Constitutional amendments are beyond the powers of states; only Parliament can amend the Constitution, requiring the Centre to undertake this exercise. It would take at least two years. However, Telangana already has a caste census report and a Dedicated Commission report. The Assembly has passed these two bills and sent them to the Centre. If the Centre wishes, it could act within a week.

Amending Article 16(4) requires a constitutional amendment.
Placing a law in the Ninth Schedule also requires a constitutional amendment.
For Telangana alone, the Centre amending Article 16(4) is impossible—any amendment would apply nationwide. The groundwork is already prepared; the “meal is cooked,” but there’s no one to serve it. If the Centre approves it in the upcoming winter session and adds it to the Ninth Schedule, it could come into effect immediately.
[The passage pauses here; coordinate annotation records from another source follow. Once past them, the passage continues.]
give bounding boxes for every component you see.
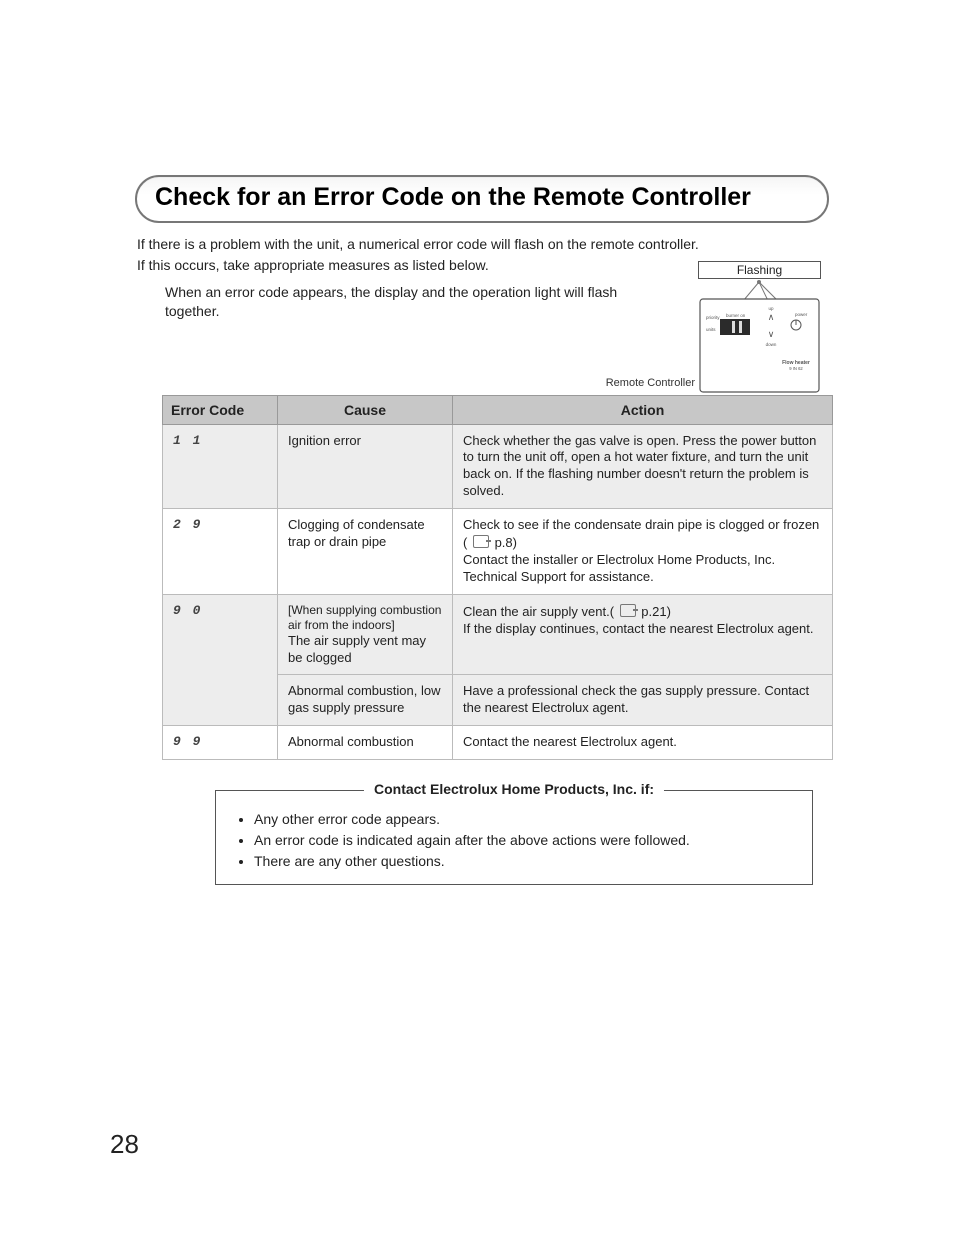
remote-controller-figure: Flashing priority burner on units up <box>698 261 821 394</box>
error-code-99: 9 9 <box>163 726 278 760</box>
error-code-11: 1 1 <box>163 424 278 509</box>
cause-cell: Abnormal combustion, low gas supply pres… <box>278 675 453 726</box>
contact-box: Contact Electrolux Home Products, Inc. i… <box>215 790 813 885</box>
cause-cell: Clogging of condensate trap or drain pip… <box>278 509 453 595</box>
svg-text:units: units <box>706 327 716 332</box>
page-number: 28 <box>110 1129 139 1160</box>
header-cause: Cause <box>278 395 453 424</box>
error-code-90: 9 0 <box>163 594 278 726</box>
page-ref-icon <box>473 535 489 548</box>
table-row: 9 0 [When supplying combustion air from … <box>163 594 833 675</box>
action-cell: Contact the nearest Electrolux agent. <box>453 726 833 760</box>
svg-text:up: up <box>768 306 774 311</box>
svg-text:power: power <box>795 312 808 317</box>
page-ref-icon <box>620 604 636 617</box>
document-page: Check for an Error Code on the Remote Co… <box>0 0 954 1235</box>
cause-main: The air supply vent may be clogged <box>288 633 442 667</box>
list-item: An error code is indicated again after t… <box>254 830 794 851</box>
remote-controller-caption: Remote Controller <box>583 377 695 389</box>
action-cell: Check to see if the condensate drain pip… <box>453 509 833 595</box>
page-ref: p.8 <box>495 535 513 550</box>
action-text: Clean the air supply vent.( <box>463 604 618 619</box>
list-item: There are any other questions. <box>254 851 794 872</box>
action-cell: Clean the air supply vent.( p.21) If the… <box>453 594 833 675</box>
table-header-row: Error Code Cause Action <box>163 395 833 424</box>
remote-controller-diagram: priority burner on units up ∧ ∨ down pow… <box>698 279 821 394</box>
svg-text:∧: ∧ <box>768 312 775 322</box>
section-title: Check for an Error Code on the Remote Co… <box>155 183 809 212</box>
svg-text:priority: priority <box>706 315 720 320</box>
section-title-bar: Check for an Error Code on the Remote Co… <box>135 175 829 223</box>
cause-cell: Ignition error <box>278 424 453 509</box>
svg-text:burner on: burner on <box>726 313 746 318</box>
page-ref: p.21 <box>641 604 666 619</box>
intro-note: When an error code appears, the display … <box>165 283 645 321</box>
header-error-code: Error Code <box>163 395 278 424</box>
cause-cell: [When supplying combustion air from the … <box>278 594 453 675</box>
list-item: Any other error code appears. <box>254 809 794 830</box>
intro-line-1: If there is a problem with the unit, a n… <box>137 235 829 254</box>
error-code-29: 2 9 <box>163 509 278 595</box>
flashing-label: Flashing <box>698 261 821 279</box>
action-cell: Check whether the gas valve is open. Pre… <box>453 424 833 509</box>
cause-cell: Abnormal combustion <box>278 726 453 760</box>
error-code-table: Error Code Cause Action 1 1 Ignition err… <box>162 395 833 761</box>
action-cell: Have a professional check the gas supply… <box>453 675 833 726</box>
table-row: 1 1 Ignition error Check whether the gas… <box>163 424 833 509</box>
svg-text:down: down <box>766 342 777 347</box>
table-row: 9 9 Abnormal combustion Contact the near… <box>163 726 833 760</box>
header-action: Action <box>453 395 833 424</box>
svg-text:∨: ∨ <box>768 329 775 339</box>
cause-note: [When supplying combustion air from the … <box>288 603 442 633</box>
contact-list: Any other error code appears. An error c… <box>234 809 794 872</box>
svg-text:9 IN 62: 9 IN 62 <box>789 366 803 371</box>
contact-legend: Contact Electrolux Home Products, Inc. i… <box>364 781 664 797</box>
table-row: 2 9 Clogging of condensate trap or drain… <box>163 509 833 595</box>
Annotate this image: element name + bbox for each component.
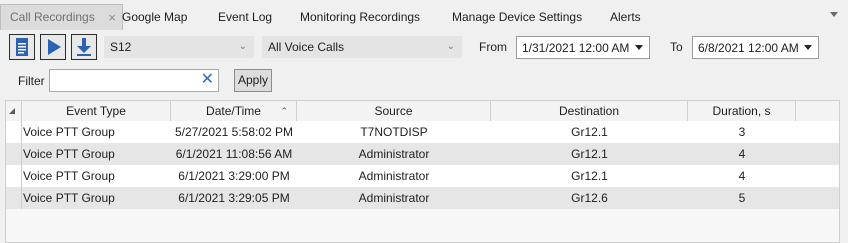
row-selector[interactable] [6,165,22,187]
cell-event-type: Voice PTT Group [23,147,115,161]
tab-bar: Call Recordings × Google Map Event Log M… [0,0,848,30]
dropdown-arrow-icon [635,45,643,50]
filter-label: Filter [18,74,45,88]
table-row[interactable]: Voice PTT Group 6/1/2021 11:08:56 AM Adm… [6,143,839,165]
column-header-duration[interactable]: Duration, s [688,101,796,121]
column-header-destination[interactable]: Destination [491,101,688,121]
cell-duration: 3 [738,125,746,139]
cell-duration: 4 [738,147,746,161]
cell-event-type: Voice PTT Group [23,125,115,139]
tab-manage-device-settings[interactable]: Manage Device Settings [452,9,582,25]
cell-destination: Gr12.1 [571,147,608,161]
call-type-select-value: All Voice Calls [268,40,345,54]
chevron-down-icon: ⌄ [238,41,247,52]
table-row[interactable]: Voice PTT Group 6/1/2021 3:29:00 PM Admi… [6,165,839,187]
row-selector[interactable] [6,187,22,209]
select-all-icon [9,108,15,114]
device-select[interactable]: S12 ⌄ [104,36,254,58]
chevron-down-icon[interactable] [830,12,838,17]
cell-destination: Gr12.1 [571,169,608,183]
filter-input[interactable]: ✕ [49,69,219,92]
to-date-value: 6/8/2021 12:00 AM [698,41,799,55]
to-date-picker[interactable]: 6/8/2021 12:00 AM [692,36,819,59]
from-label: From [479,40,507,54]
cell-destination: Gr12.1 [571,125,608,139]
cell-date-time: 6/1/2021 11:08:56 AM [175,147,293,161]
device-select-value: S12 [110,40,132,54]
play-button[interactable] [40,34,66,60]
from-date-value: 1/31/2021 12:00 AM [522,41,630,55]
cell-source: Administrator [358,191,430,205]
play-icon [48,39,61,55]
row-selector-header[interactable] [6,101,22,121]
cell-event-type: Voice PTT Group [23,191,115,205]
cell-source: Administrator [358,169,430,183]
tab-google-map[interactable]: Google Map [122,9,187,25]
close-icon[interactable]: × [108,5,116,30]
cell-date-time: 6/1/2021 3:29:00 PM [178,169,290,183]
to-label: To [670,40,683,54]
column-header-date-time[interactable]: Date/Time ⌃ [171,101,297,121]
dropdown-arrow-icon [804,45,812,50]
call-type-select[interactable]: All Voice Calls ⌄ [262,36,462,58]
tab-alerts[interactable]: Alerts [610,9,641,25]
tab-call-recordings[interactable]: Call Recordings × [0,4,123,30]
clear-icon[interactable]: ✕ [201,71,214,89]
apply-button[interactable]: Apply [234,69,272,92]
tab-event-log[interactable]: Event Log [218,9,272,25]
cell-date-time: 6/1/2021 3:29:05 PM [178,191,290,205]
chevron-down-icon: ⌄ [446,41,455,52]
recordings-table: Event Type Date/Time ⌃ Source Destinatio… [5,100,840,243]
cell-destination: Gr12.6 [571,191,608,205]
tab-monitoring-recordings[interactable]: Monitoring Recordings [300,9,420,25]
cell-duration: 5 [738,191,746,205]
table-row[interactable]: Voice PTT Group 5/27/2021 5:58:02 PM T7N… [6,121,839,143]
row-selector[interactable] [6,121,22,143]
cell-duration: 4 [738,169,746,183]
report-button[interactable] [9,34,35,60]
from-date-picker[interactable]: 1/31/2021 12:00 AM [516,36,650,59]
cell-date-time: 5/27/2021 5:58:02 PM [174,125,294,139]
cell-event-type: Voice PTT Group [23,169,115,183]
table-row[interactable]: Voice PTT Group 6/1/2021 3:29:05 PM Admi… [6,187,839,209]
cell-source: Administrator [358,147,430,161]
table-header: Event Type Date/Time ⌃ Source Destinatio… [6,101,839,122]
column-header-event-type[interactable]: Event Type [22,101,171,121]
download-button[interactable] [71,34,97,60]
download-icon [77,38,91,56]
sort-ascending-icon: ⌃ [280,106,288,116]
column-header-source[interactable]: Source [297,101,491,121]
row-selector[interactable] [6,143,22,165]
tab-label: Call Recordings [10,10,95,24]
document-icon [16,38,28,56]
column-header-label: Date/Time [206,104,261,118]
cell-source: T7NOTDISP [360,125,428,139]
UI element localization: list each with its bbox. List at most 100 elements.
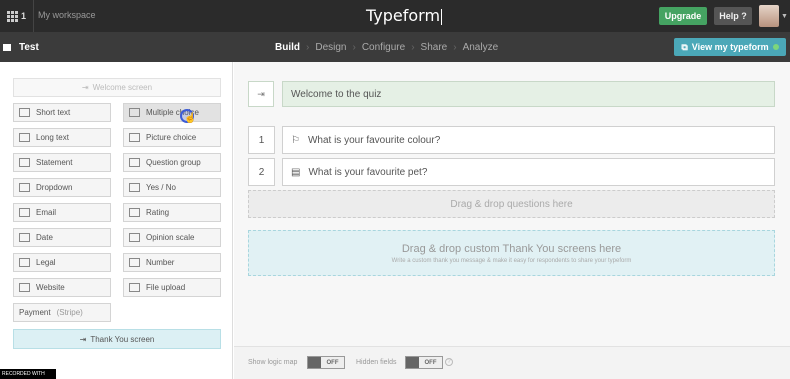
- statement-flag-icon: ⚐: [291, 134, 300, 146]
- picture-choice-icon: [129, 133, 140, 142]
- tab-analyze[interactable]: Analyze: [463, 42, 499, 53]
- question-type-label: Website: [36, 283, 65, 292]
- form-title[interactable]: Test: [19, 42, 39, 53]
- drop-thankyou-subtitle: Write a custom thank you message & make …: [391, 257, 632, 264]
- question-number: 2: [248, 158, 275, 186]
- drop-thankyou-title: Drag & drop custom Thank You screens her…: [401, 242, 622, 255]
- question-block[interactable]: ▤ What is your favourite pet?: [282, 158, 775, 186]
- chevron-right-icon: ›: [306, 42, 310, 53]
- multiple-choice-icon: [129, 108, 140, 117]
- question-type-website[interactable]: Website: [13, 278, 111, 297]
- question-type-label: Yes / No: [146, 183, 176, 192]
- question-type-label: Dropdown: [36, 183, 73, 192]
- question-type-picture-choice[interactable]: Picture choice: [123, 128, 221, 147]
- question-type-yes-no[interactable]: Yes / No: [123, 178, 221, 197]
- number-icon: [129, 258, 140, 267]
- hidden-fields-state: OFF: [424, 359, 437, 366]
- question-type-multiple-choice[interactable]: Multiple choice: [123, 103, 221, 122]
- question-type-label: Number: [146, 258, 175, 267]
- chevron-right-icon: ›: [352, 42, 356, 53]
- chevron-right-icon: ›: [411, 42, 415, 53]
- recording-watermark: RECORDED WITH: [0, 369, 56, 379]
- picture-choice-icon: ▤: [291, 166, 301, 178]
- welcome-marker-icon: ⇥: [257, 88, 265, 99]
- welcome-screen-button[interactable]: ⇥ Welcome screen: [13, 78, 221, 97]
- help-button[interactable]: Help ?: [714, 7, 752, 25]
- hidden-fields-toggle[interactable]: OFF: [405, 356, 443, 369]
- dropdown-icon: [19, 183, 30, 192]
- email-icon: [19, 208, 30, 217]
- eye-icon: [406, 357, 419, 368]
- question-type-statement[interactable]: Statement: [13, 153, 111, 172]
- question-type-file-upload[interactable]: File upload: [123, 278, 221, 297]
- question-type-dropdown[interactable]: Dropdown: [13, 178, 111, 197]
- question-text: What is your favourite colour?: [307, 134, 441, 146]
- question-type-legal[interactable]: Legal: [13, 253, 111, 272]
- logic-map-label: Show logic map: [248, 359, 298, 366]
- typeform-logo: Typeform: [366, 6, 443, 25]
- yes-no-icon: [129, 183, 140, 192]
- question-type-label: Legal: [36, 258, 56, 267]
- rating-icon: [129, 208, 140, 217]
- opinion-scale-icon: [129, 233, 140, 242]
- status-dot-icon: [772, 44, 779, 50]
- question-group-icon: [129, 158, 140, 167]
- question-type-number[interactable]: Number: [123, 253, 221, 272]
- question-type-payment[interactable]: Payment (Stripe): [13, 303, 111, 322]
- question-type-label: Date: [36, 233, 53, 242]
- workspace-breadcrumb[interactable]: My workspace: [38, 10, 96, 20]
- tab-build[interactable]: Build: [275, 42, 300, 53]
- question-type-label: Email: [36, 208, 57, 217]
- thankyou-screen-icon: ⇥: [79, 334, 87, 344]
- tab-design[interactable]: Design: [315, 42, 346, 53]
- builder-steps: Build › Design › Configure › Share › Ana…: [275, 42, 498, 53]
- view-typeform-button[interactable]: ⧉ View my typeform: [674, 38, 786, 56]
- thankyou-screen-label: Thank You screen: [90, 334, 155, 344]
- question-type-short-text[interactable]: Short text: [13, 103, 111, 122]
- question-type-label: Payment: [19, 308, 51, 317]
- tab-share[interactable]: Share: [421, 42, 448, 53]
- workspaces-button[interactable]: 1: [0, 0, 34, 32]
- apps-grid-icon: [6, 10, 18, 22]
- form-icon: [3, 44, 11, 51]
- tab-configure[interactable]: Configure: [362, 42, 405, 53]
- drop-questions-zone[interactable]: Drag & drop questions here: [248, 190, 775, 218]
- question-type-long-text[interactable]: Long text: [13, 128, 111, 147]
- view-typeform-label: View my typeform: [691, 42, 769, 52]
- workspace-count: 1: [20, 11, 26, 21]
- external-link-icon: ⧉: [681, 41, 688, 52]
- hand-pointer-icon: ☝: [184, 113, 197, 124]
- logic-map-toggle[interactable]: OFF: [307, 356, 345, 369]
- statement-icon: [19, 158, 30, 167]
- logo-text: Typeform: [366, 6, 441, 25]
- text-cursor-icon: [441, 8, 443, 25]
- upgrade-button[interactable]: Upgrade: [659, 7, 707, 25]
- drop-thankyou-zone[interactable]: Drag & drop custom Thank You screens her…: [248, 230, 775, 276]
- question-number: 1: [248, 126, 275, 154]
- question-type-label: Opinion scale: [146, 233, 195, 242]
- question-type-rating[interactable]: Rating: [123, 203, 221, 222]
- question-type-question-group[interactable]: Question group: [123, 153, 221, 172]
- short-text-icon: [19, 108, 30, 117]
- avatar[interactable]: [759, 5, 779, 27]
- website-icon: [19, 283, 30, 292]
- question-type-label: Statement: [36, 158, 73, 167]
- question-block[interactable]: ⚐ What is your favourite colour?: [282, 126, 775, 154]
- welcome-screen-block[interactable]: Welcome to the quiz: [282, 81, 775, 107]
- welcome-screen-marker[interactable]: ⇥: [248, 81, 274, 107]
- file-upload-icon: [129, 283, 140, 292]
- question-type-label: Long text: [36, 133, 69, 142]
- hidden-fields-label: Hidden fields: [356, 359, 397, 366]
- question-type-email[interactable]: Email: [13, 203, 111, 222]
- question-type-label: Short text: [36, 108, 71, 117]
- thankyou-screen-button[interactable]: ⇥ Thank You screen: [13, 329, 221, 349]
- date-icon: [19, 233, 30, 242]
- payment-provider: (Stripe): [56, 308, 83, 317]
- question-type-date[interactable]: Date: [13, 228, 111, 247]
- logic-map-state: OFF: [326, 359, 339, 366]
- question-type-label: File upload: [146, 283, 186, 292]
- help-circle-icon[interactable]: ?: [445, 358, 453, 366]
- question-type-opinion-scale[interactable]: Opinion scale: [123, 228, 221, 247]
- chevron-down-icon[interactable]: ▼: [781, 13, 788, 20]
- long-text-icon: [19, 133, 30, 142]
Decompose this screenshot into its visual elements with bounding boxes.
Constitutional Amendments Are Not Immune to Judicial Review

Of the 106 constitutional amendments so far, the Supreme Court has struck down six. The 42nd Amendment attempted to bar judicial review of constitutional amendments; the 32nd Amendment via Article 371(C) tried to remove High Courts’ review powers; and the BJP government’s 99th Amendment (2014) proposed replacing the collegium system with a National Judicial Appointments Commission—the Supreme Court struck it down. Thus, there’s no guarantee that Article 16(4) amendments won’t be overturned. 

As for the Ninth Schedule, 284 laws have been added so far, and the Supreme Court has not struck down a single one.Some argue that just as the 103rd Constitutional Amendment provided 10% EWS reservations for forward castes, a similar amendment would suffice here. True, the 103rd Amendment also faced judicial review but survived by a 3:2 majority. The EWS reservation was passed and implemented within days in 2019. Will the ruling powers take BC reservations as seriously? Do they have the same sincerity toward BCs?

In the 2022 Janhit Abhiyan and All India Backward Classes Federation vs. Union of India cases, the Supreme Court upheld EWS reservations, clarifying that the 50% reservation ceiling is not part of the Constitution’s basic structure. Since EWS is based on economic (not social) backwardness, the 50% limit under Articles 15(6) & 16(6) does not apply. In my opinion, this judgment is somewhat useful for us.Three Systems We Must Confront for BC Reservation Bills/Laws
  1. The Legislature – Dominated by Upper/Dominant Castes
    EWS reservations benefited upper castes, so all upper-caste parties (except DMK, RJD, BSP, and Communists) supported it and implemented it nationwide within a week. Expecting the same cooperation for BCs is wishful thinking. Historically, Jansangh/BJP withdrew support from Karpoori Thakur’s government in Bihar (1979) and V.P. Singh’s central government (1990) over OBC reservations. The current BJP initially delayed Telangana’s bills for the Ninth Schedule with various excuses. It’s unthinkable that this BJP-led Centre would amend Articles 16(4) and 15(5) for OBCs.
  2. The Judiciary
    The judiciary has often delivered strict verdicts on BC reservations. Even if Article 16(4) is amended, there’s no guarantee it won’t be struck down.
  3. Upper-Caste-Controlled Media
    It already portrays BC reservations negatively, fostering insecurity among the public.
If the time comes to amend Articles 16(4) and 15(5), it would spark a civil war-like situation in the country—larger than the anti-Mandal protests. Open-category groups would erupt on a massive scale, creating law-and-order issues that no government would dare touch. Governments would back down in fear.

Therefore, placing the law in the Ninth Schedule is the wiser, safer path. It is limited to Telangana—a unique state with a high BC population. It can happen immediately; no need for long-term waiting. Some groups initially claimed GOs alone could achieve this, but when that proved impossible, they pivoted to the new argument of constitutional amendment under Articles 16(4) and 15(5). This is not an easy or quick process—it’s political theater by certain parties. Our appeal: BCs must not fall into this web of deceptive words, reject the “food at the tip of the tongue,” and agitate only for Ninth Schedule protection.